3.3. Binomial Tail calculation techniques

How quickly can we calculate the binomial coefficient, $\left(\genfrac{}{}{0.0pt}{}{m}{k}\right)$? This question is important to answer because we will apply the bounds derived later to real problems, and this application will require calculation of Binomial coefficients and Binomial tails.

The answer is: not very fast. It is an open problem to calculate $\left(\genfrac{}{}{0.0pt}{}{m}{k}\right)$ in time not exponential in $logm$ and $logk$ (the representation length of $m$ and $k$). In general, this problem is intractable. For example, we note that $$\left(\genfrac{}{}{0.0pt}{}{m}{\frac{m}{2}}\right)\simeq \frac{2^m}{\sqrt{m}}$$ which has an asymptotic representation length of $O\left(m\right)$. Since it takes $O\left(m\right)$ time to write the answer, we can not hope to compute the answer in less than $O\left(m\right)$ time. The problem is more difficult than this though - even calculating the most significant bits of the appears to take $O\left(m\right)$ time.

Our real goal is not merely calculating binomial coefficients but rather calculating the probability of a tail, $\text{Bin}\left(m,k,p\right)$. How can we calculate the tail probability quickly? For all approaches, it is necessary to calculate $log\text{Bin}\left(m,k,p\right)$ rather than $\text{Bin}\left(m,k,p\right)$ to avoid underflow issues. This is generally possible because we can calculate $log\left(a+b\right)$ given $log\left(a\right)$ and $log\left(b\right)$ without losing precision.

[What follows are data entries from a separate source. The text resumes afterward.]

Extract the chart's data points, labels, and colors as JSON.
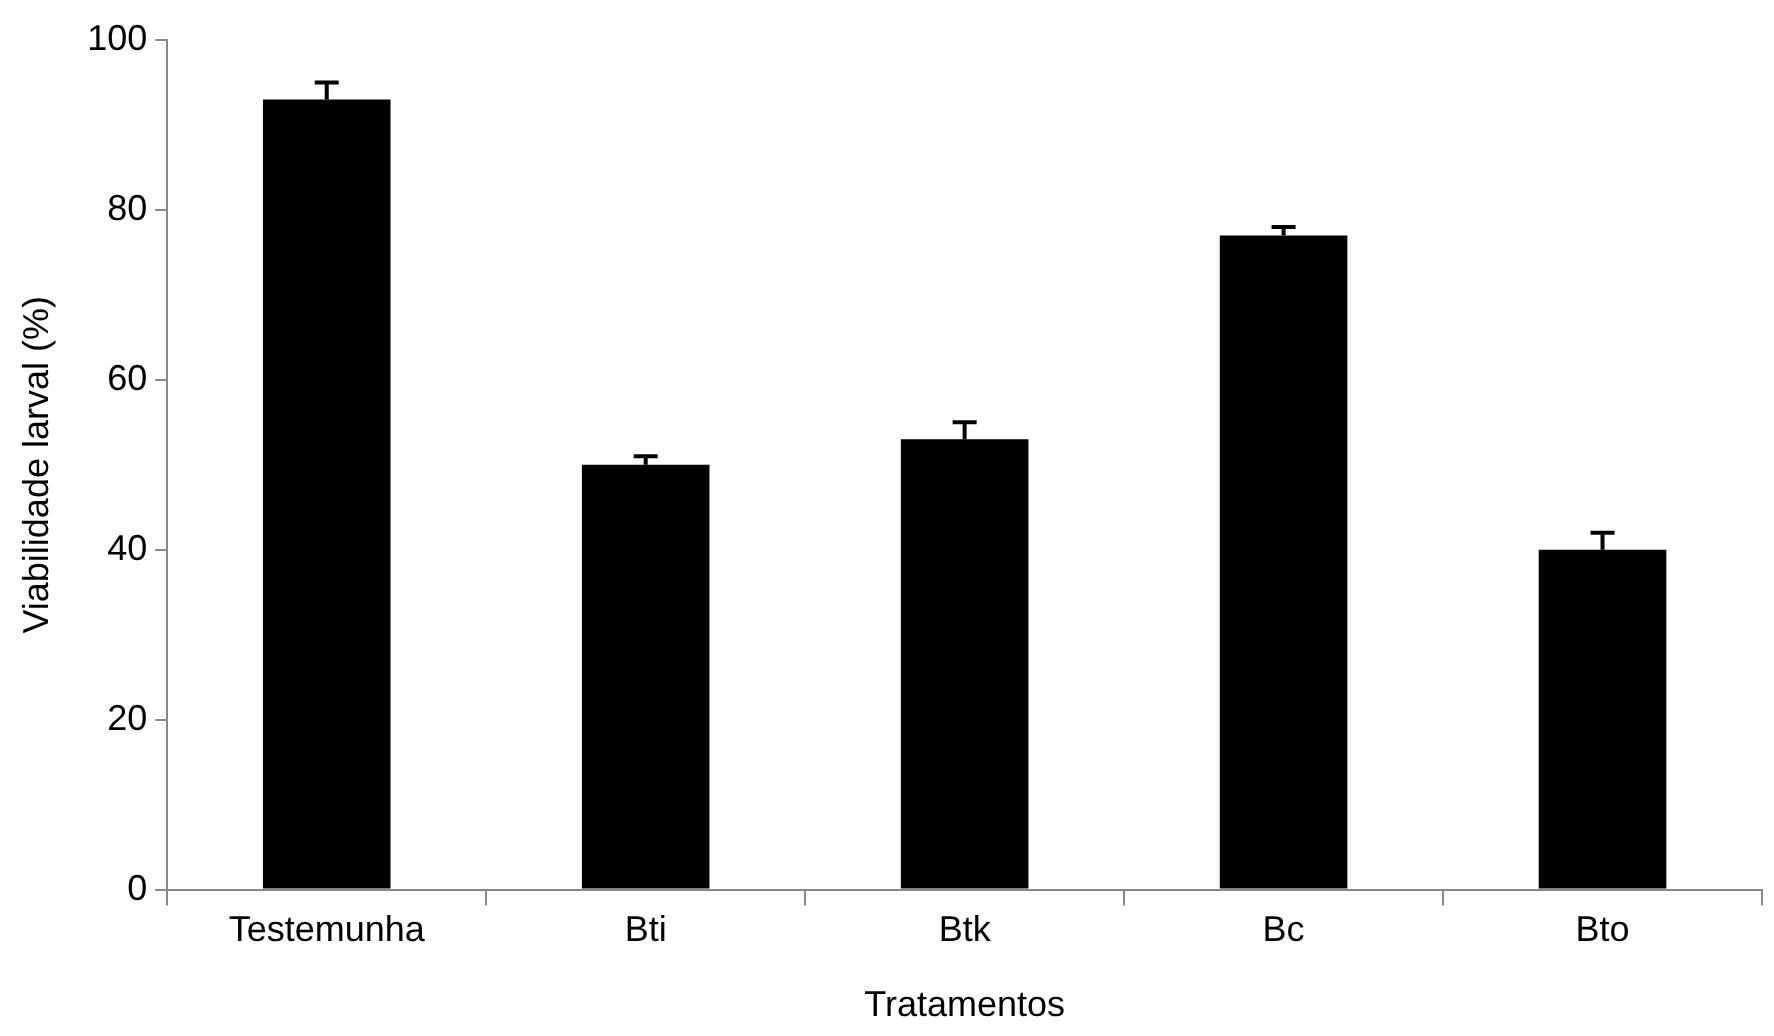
{
  "chart_data": {
    "type": "bar",
    "xlabel": "Tratamentos",
    "ylabel": "Viabilidade larval (%)",
    "categories": [
      "Testemunha",
      "Bti",
      "Btk",
      "Bc",
      "Bto"
    ],
    "values": [
      93,
      50,
      53,
      77,
      40
    ],
    "errors": [
      [
        93,
        95
      ],
      [
        50,
        51
      ],
      [
        53,
        55
      ],
      [
        77,
        78
      ],
      [
        40,
        42
      ]
    ],
    "color": "#000000",
    "ylim": [
      0,
      100
    ],
    "yticks": [
      0,
      20,
      40,
      60,
      80,
      100
    ],
    "grid": false,
    "legend": false
  }
}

There are several possible approaches of increasing sophistication:

1. Calculate $\left(\genfrac{}{}{0.0pt}{}{m}{i}\right)$ independently from $i=0$ to $i=k$ and use the results to calculate the sum, ${\sum }_{i=0}^k\left(\genfrac{}{}{0.0pt}{}{m}{i}\right)p^i{\left(1-p\right)}^{m-i}$.
2. Calculate Pascal’s triangle and extract the Binomial coefficients.
3. Use the fact that $$\left(\genfrac{}{}{0.0pt}{}{m}{i+1}\right)=\frac{m!}{\left(m-i-1\right)!\left(i+1\right)!}$$ $$=\frac{m-i}{i+1}\frac{m!}{\left(m-i\right)!i!}=\frac{m-i}{i+1}\left(\begin{array}{c}\hfill m\hfill \\ \hfill i\hfill \end{array}\right)$$
4. Calculate $\left(\genfrac{}{}{0.0pt}{}{m}{k}\right)$ directly and then $\left(\genfrac{}{}{0.0pt}{}{m}{i-1}\right)$ given $\left(\genfrac{}{}{0.0pt}{}{m}{i}\right)$ until the added quantity falls below the machine precision.

Approaches (1) and (2) both require $O\left(m^2\right)$ work while approaches (3) and (4) require merely $O\left(m\right)$ work. We will use approach (4) here. Yet, as noted in the beginning of this section, $O\left(m\right)$ is still sometimes too expensive for us. Luckily, there exist some quick approximations which can reduce the computation to constant time (or $O\left(logm\right)$ time depending on your computational model).